Asante Samuel is an interesting guy. In the locker room, he doesn't have the "Look at me!" attitude. He's a good interview, but actually getting one with him is tough; usually, he'd rather play dominoes. He's a playmaking cornerback without the exaggerated persona, almost an oxymoron in today's NFL in which receivers and corners go to war not only for the football, but for the biggest mouths and the best soundbytes.
On the self-invoked 90 percent of days that Samuel doesn't talk to the media, he prefers to point to his statistics, a veritable publicist in and of themselves - he made the Pro Bowl for the second straight season, although he will not play due to the hip injury he battled in the postseason. His 21 knockdowns in 2008 was the second-most by an Eagle since 1999. Since 2006, only Ed Reed of the Ravens has more interceptions (21-20). He had two interceptions in the playoffs, one of which was returned 44 yards for a touchdown to set a new league postseason record for most in a career with four. He thinks those numbers do enough talking. And if that's not enough, he'll proudly tout his goals when he does talk. Samuel wants to be the best cornerback to ever play football, and he's said it multiple times. He's not just saying it to get on TV or in print - he believes it.
Samuel signed a monster six-year deal with the Eagles last February, but that was just another notch on the timeline. Like many of his teammates in New England, he was said to be a major beneficiary of head coach Bill Belichick's system. And could someone with those lofty expectations be shrouded with a "system cornerback" label?
So, he got away. He came to Philadelphia to prove things to others, things he knows about himself already.
"Asante Samuel is a loving, caring family man that wants to see everybody succeed and everybody do good," Samuel said. "That's what I'm all about. I'm not a selfish guy; I believe in 'Treat people right and you'll get your blessings.'"

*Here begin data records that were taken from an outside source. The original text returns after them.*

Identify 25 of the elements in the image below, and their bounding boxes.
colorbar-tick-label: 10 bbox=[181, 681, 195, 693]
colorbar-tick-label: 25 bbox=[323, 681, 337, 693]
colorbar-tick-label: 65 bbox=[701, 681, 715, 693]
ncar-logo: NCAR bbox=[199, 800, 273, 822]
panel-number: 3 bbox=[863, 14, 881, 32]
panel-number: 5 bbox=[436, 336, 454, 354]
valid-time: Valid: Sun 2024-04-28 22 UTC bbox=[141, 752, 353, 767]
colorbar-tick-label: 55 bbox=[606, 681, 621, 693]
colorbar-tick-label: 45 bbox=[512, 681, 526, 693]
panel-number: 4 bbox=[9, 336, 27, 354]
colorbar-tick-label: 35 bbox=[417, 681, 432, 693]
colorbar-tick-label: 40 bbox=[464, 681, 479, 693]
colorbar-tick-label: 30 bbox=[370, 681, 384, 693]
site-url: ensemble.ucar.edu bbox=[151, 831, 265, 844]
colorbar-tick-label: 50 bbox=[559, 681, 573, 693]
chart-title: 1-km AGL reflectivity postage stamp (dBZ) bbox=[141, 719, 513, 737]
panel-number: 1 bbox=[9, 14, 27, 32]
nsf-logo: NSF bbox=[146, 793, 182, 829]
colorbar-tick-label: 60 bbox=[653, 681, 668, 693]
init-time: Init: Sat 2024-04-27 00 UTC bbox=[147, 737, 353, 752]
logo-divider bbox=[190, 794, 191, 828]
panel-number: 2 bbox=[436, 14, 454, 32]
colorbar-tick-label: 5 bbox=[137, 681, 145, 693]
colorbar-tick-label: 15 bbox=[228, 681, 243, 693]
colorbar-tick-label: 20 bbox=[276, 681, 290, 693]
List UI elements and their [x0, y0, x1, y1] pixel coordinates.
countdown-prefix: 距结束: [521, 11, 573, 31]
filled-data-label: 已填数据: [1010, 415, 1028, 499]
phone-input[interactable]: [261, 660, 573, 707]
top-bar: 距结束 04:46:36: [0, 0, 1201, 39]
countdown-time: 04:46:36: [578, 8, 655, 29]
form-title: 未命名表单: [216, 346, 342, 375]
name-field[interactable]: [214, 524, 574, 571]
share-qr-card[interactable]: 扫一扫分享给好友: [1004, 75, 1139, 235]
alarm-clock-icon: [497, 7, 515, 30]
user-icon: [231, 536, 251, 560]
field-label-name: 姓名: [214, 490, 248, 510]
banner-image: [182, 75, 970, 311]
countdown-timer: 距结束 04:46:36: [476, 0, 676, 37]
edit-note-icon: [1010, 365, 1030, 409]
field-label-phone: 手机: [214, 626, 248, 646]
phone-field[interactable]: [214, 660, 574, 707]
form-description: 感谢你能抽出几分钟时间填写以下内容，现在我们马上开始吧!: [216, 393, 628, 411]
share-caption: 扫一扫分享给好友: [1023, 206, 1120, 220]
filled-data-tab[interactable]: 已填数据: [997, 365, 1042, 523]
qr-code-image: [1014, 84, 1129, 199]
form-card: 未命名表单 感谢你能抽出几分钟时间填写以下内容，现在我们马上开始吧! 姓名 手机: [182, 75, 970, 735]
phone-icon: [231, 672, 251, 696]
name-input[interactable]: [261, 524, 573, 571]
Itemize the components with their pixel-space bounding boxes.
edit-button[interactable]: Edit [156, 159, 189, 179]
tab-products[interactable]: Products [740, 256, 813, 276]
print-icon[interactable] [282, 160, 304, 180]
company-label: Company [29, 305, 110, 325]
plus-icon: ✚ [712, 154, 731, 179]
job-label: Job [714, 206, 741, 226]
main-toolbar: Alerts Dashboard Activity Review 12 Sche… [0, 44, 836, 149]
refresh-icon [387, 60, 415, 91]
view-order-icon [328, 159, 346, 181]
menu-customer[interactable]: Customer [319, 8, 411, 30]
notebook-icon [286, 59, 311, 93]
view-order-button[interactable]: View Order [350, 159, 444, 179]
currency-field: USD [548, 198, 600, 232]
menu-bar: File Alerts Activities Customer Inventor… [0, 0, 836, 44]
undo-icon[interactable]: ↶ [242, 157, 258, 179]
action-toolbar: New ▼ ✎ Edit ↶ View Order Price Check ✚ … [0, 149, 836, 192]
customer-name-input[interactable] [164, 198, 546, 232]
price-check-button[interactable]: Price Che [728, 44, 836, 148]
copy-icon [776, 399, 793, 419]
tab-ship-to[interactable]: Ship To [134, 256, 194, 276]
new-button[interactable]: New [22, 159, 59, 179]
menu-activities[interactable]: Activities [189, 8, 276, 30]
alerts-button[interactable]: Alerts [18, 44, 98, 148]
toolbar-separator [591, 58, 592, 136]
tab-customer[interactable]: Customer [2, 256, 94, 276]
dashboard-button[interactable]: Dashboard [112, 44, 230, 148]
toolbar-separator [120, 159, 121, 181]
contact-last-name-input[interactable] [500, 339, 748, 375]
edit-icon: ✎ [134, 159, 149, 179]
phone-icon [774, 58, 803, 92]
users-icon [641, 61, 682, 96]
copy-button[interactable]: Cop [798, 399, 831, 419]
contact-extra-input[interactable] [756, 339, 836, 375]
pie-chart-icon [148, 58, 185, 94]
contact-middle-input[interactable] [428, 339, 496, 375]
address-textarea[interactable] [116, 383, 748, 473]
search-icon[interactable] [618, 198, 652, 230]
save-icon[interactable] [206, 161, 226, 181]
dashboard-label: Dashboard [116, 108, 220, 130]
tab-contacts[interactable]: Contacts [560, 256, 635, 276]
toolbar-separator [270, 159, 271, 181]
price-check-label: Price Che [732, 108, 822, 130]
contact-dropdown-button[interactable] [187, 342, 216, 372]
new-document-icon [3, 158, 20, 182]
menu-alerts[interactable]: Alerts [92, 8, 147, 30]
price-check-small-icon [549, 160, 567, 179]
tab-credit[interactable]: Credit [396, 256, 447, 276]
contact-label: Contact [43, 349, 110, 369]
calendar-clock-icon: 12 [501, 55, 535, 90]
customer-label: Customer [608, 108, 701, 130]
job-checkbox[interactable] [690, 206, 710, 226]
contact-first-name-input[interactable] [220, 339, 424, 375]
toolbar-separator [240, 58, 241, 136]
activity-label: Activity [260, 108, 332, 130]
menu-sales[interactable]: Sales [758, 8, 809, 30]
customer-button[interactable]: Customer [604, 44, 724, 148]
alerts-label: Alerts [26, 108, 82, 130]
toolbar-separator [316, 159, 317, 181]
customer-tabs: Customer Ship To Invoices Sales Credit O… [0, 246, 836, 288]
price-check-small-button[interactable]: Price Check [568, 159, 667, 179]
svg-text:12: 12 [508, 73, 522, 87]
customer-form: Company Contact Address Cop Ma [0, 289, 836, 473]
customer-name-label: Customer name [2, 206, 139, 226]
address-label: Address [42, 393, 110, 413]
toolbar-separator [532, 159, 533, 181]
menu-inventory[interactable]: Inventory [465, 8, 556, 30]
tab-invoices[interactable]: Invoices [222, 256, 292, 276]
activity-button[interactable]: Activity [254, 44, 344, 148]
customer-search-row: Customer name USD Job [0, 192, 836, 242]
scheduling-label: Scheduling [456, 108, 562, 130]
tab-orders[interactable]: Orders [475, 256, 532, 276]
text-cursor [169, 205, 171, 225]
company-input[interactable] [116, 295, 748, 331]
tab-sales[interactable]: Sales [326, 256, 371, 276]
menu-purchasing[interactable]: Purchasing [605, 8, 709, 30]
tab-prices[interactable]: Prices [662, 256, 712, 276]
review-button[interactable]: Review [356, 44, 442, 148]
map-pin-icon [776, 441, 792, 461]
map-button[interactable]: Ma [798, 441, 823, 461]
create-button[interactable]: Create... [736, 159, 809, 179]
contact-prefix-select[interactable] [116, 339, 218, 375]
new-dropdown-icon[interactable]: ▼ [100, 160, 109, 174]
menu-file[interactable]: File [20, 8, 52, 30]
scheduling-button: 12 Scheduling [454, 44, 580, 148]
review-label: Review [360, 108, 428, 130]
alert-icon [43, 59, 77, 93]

That's a funny notion coming from Samuel, who had victimized the Eagles with his ball skills in the past. His two interceptions spoiled the Eagles' upset bid of the undefeated Patriots in 2007, and he started on the winning side in Super Bowl XXXIX. But for as much as Samuel haunted them, Eagles coaches saw somebody they had to have.
Samuel, knowing interest was everywhere and his price tag was high, narrowed things down for himself before he hit the market. Fortunately for Philadelphia, it was one of the cities Samuel circled on his list. So the Eagles signed Samuel about as early as they possibly could have, procuring the market's top free agent and creating one of the NFL's most lethal cornerback units.
"Picking the Philadelphia Eagles was very important to me, because they're known as being a winner, and have done so for a very long time," Samuel said. "Jim (Johnson) is an aggressive defensive coordinator. It's a good situation for me."
On top of Johnson's system, Samuel enters quite an unfamiliar situation as well. After spending years dominating the AFC East with the Patriots, he's now part of a division with storied, vitriolic rivalries. Two games a year with each of three different teams, all with a variety of reasons to strongly dislike one another. The challenge of shutting down a No. 1 caliber receiver exists in every game. The NFC East boasts 11 Super Bowl championships, and more importantly what could quite literally be four current Super Bowl contenders every year.
Samuel threw himself into the fire. It's not easy money in this division.
"In New England, our major rival was Indianapolis, and we usually only played them once a year, if that," Samuel said. "This division, we have a bunch of hard, knock-down, drag-out games that we didn't have there."
Those rivalries will only get heated in 2009. The Eagles eliminated the Cowboys and the Giants from the playoffs and the Redskins were the only division rival to have the Eagles' number this past season.
So expect Samuel to cherish each interception he gets in Philadelphia. He tries to keep every ball to tell his four kids the story behind it. He'll make different types of picks. In fact, his first two as an Eagle were as opposite as can be. One was a right-place, right-time gimme, the other was a leaping battle for the ball with a receiver. But if it gives the offense the ball back — or better, if Samuel does the work himself — he'll take it.
Samuel's definitely confident. He's a regular in the film room, and he knows the receivers he matches up against. He wants quarterbacks to throw his way, stupid decision or not. He lets his closing speed do the work. And he'll tell you he doesn't think he can play receiver, like most corners, he knows he can ("But I won't go across the middle," joked Samuel).
He wants to bring Philadelphia its longawaited Super Bowl. He came just two wins short this season. And along the way he wants to put his fingerprints all over the trophy.
"At the end of the day, if I don't think I was the best in my eyes, it's a disappointment," Samuel said. "But if I can look at my stats and know I'm productive, and doing better than everyone else, I'll be happy."